En diciembre de 2016, los diputados del Partido Revolucionario Institucional (PRI), César Camacho Quiroz y Martha Sofía Tamayo, propusieron dos iniciativas de ley para darle facultades extraordinarias al ejército en materia de Seguridad Pública.

José Antonio Guevara, director de la organización Comisión Mexicana por la Defensa y Promoción de Derechos Humanos, afirmó para Hipertextual que en México "estamos copados en un régimen donde los militares ganan espacio y no hay regulación que los controle".

Problemáticas como la expuesta por Guevara ponen de relieve la fragilidad de la Ley de Seguridad Interior y el peligro de que la reforma pueda acabar con la seguridad de los mexicanos en lugar de protegerla.

En este contexto, la Comisión Nacional de Derechos Humanos (CNDH) ha enviado algunas recomendaciones al Senado de la República para que se tomen en cuenta en la aprobación de la ley.

El objetivo del documento enviado por la CNDH es velar por los derechos humanos de los mexicanos. Amnistía Internacional arrojó en su informe anual que México está pasando por una grave crisis en este sentido. Los derechos de los mexicanos están minados a causa de la militarización del país, las torturas, desapariciones forzadas, violencia generalizada y las amenazas a periodistas y activistas.

Por otro lado, un informe de la Auditoría Superior de la Federación afirmó que el país gobernado por Enrique Peña Nieto podría no cumplir con los tratados internacionales relacionados con los derechos humanos porque no cuenta con los mecanismos suficientes para garantizar su efectividad.

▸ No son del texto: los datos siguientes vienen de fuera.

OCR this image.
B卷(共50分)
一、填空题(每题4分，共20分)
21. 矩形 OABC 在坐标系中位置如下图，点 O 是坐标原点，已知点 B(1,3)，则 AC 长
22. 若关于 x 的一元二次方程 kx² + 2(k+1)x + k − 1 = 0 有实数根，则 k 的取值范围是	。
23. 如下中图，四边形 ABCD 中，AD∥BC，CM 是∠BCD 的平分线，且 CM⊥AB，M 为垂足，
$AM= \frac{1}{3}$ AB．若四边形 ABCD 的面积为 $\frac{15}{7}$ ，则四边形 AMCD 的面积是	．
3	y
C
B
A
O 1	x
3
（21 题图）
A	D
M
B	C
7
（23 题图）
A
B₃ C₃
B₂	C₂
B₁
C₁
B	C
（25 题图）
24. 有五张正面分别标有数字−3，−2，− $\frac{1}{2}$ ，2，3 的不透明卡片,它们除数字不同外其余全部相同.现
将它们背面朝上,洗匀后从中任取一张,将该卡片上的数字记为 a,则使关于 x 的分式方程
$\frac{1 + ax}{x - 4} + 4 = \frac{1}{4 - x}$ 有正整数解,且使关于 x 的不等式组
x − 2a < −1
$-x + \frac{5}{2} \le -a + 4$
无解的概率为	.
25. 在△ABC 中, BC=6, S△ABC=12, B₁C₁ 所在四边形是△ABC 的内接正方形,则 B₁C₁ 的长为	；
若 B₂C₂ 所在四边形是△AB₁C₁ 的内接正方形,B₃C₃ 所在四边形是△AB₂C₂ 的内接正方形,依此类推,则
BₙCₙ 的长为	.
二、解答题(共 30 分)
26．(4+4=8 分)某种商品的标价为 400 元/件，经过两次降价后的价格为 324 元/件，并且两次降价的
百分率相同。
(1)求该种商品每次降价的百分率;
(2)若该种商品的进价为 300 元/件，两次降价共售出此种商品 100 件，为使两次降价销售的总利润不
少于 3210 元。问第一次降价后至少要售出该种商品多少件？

La principal recomendación y preocupación de la CNDH son los derechos humanos y, para la aprobación de la ley, recomiendo al Senado que "en cualquier marco jurídico, la detención arbitraria, la tortura, los datos crueles, inhumanos o degradantes, las ejecuciones arbitrarias y las escuchas ilegales constituirán violaciones a derechos humanos y en su caso delitos".

Por otro lado, las autoridades mexicanas son también responsables de evitar abusos a personas que puedan ser molestadas en bienes, posesiones, familias, integridad o derechos, además de evitar la discrecionalidad que pueda vulnerar derechos humanos, informó Animal Político.

No al Ejército en las calles

La CNDH ha compartido la preocupación de José Antonio Guevara por la implicación de las Fuerzas Armadas en la Ley de Seguridad Pública. Por ello, ha pedido al Senado que se distinga con claridad cuáles son las diferencias entre la seguridad pública y la interior.

En este sentido, el documento subraya que la seguridad interior no debe rebasar los límites de la seguridad pública y que las autoridades deben cumplir las funciones que les fueron otorgadas en la Constitución. “No es función originaria de las Fuerzas Armadas cumplir con labores de Seguridad Pública”, remarca el escrito.

La preocupación se repite en varias recomendaciones de la CNDH al Senado mexicano, y destacan que la persecución del delito y su investigación deben ser llevadas a cabo por el Ministerio Público y no por las Fuerzas Armadas.

La guerra contra el narcotráfico iniciada por el ex presidente mexicano Felipe Calderón provocó que el Ejército saliera a las calles. Diez años después de la guerra, las Fuerzas Armadas siguen en muchos estados de la República.

La CNDH instó a que las tareas del Ejército en seguridad pública debe ser algo excepcional y pidió un regreso gradual y verificable de las Fuerzas Armadas a sus funciones constitucionales primarias.

El documento también recomendó la capacitación de policías para su especialización, la renovación del sistema penitenciario teniendo en cuenta los derechos humanos, así como la definición de las acciones que van a realizarse en materia de seguridad y las autoridades que van a intervenir.